In countries with so-called "lowest-low" fertility, the lowest fertility levels are seen in the cities. The main reasons for this development is the difference in the cost of living expenses, combined with income constraints in cities, as compared to these same aspects in rural areas. If we focus our attention on the center of an urban area, migration needs to be taken into account, since it can contribute to particularly low yield fertility. In this paper we use the Turin Longitudinal Study, which has data on all people who have ever been residents in Turin (Italy) during the period 1971-2001. We study the interdependencies between fertility and out-migration choices for a selected group, from the 1956 birth-cohort. In order to fully understand fertility, we need to consider how fertility acts on out-migration choices.
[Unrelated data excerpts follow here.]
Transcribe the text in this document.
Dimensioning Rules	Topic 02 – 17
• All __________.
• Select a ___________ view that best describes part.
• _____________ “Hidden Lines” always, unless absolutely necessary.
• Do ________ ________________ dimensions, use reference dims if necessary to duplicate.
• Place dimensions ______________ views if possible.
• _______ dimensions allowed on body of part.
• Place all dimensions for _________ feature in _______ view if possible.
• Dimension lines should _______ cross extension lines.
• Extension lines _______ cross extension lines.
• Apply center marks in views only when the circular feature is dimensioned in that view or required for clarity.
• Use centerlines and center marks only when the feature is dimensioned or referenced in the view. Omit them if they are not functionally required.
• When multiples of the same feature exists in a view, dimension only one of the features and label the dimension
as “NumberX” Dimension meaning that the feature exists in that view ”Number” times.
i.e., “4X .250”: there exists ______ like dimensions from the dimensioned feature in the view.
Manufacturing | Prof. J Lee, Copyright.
Our findings underline the important role of economic resources and life cycle events in such a context which seem to guide both fertility and migration behaviors. Moreover, while having a child significantly hampers long-distance migration, it also has a lower impact on short-distant moves.

Suggested Citation

  • Francesca Michielin, 2002. "Lowest low fertility in an urban context: when migration plays a key role," MPIDR Working Papers WP-2002-050, Max Planck Institute for Demographic Research, Rostock, Germany.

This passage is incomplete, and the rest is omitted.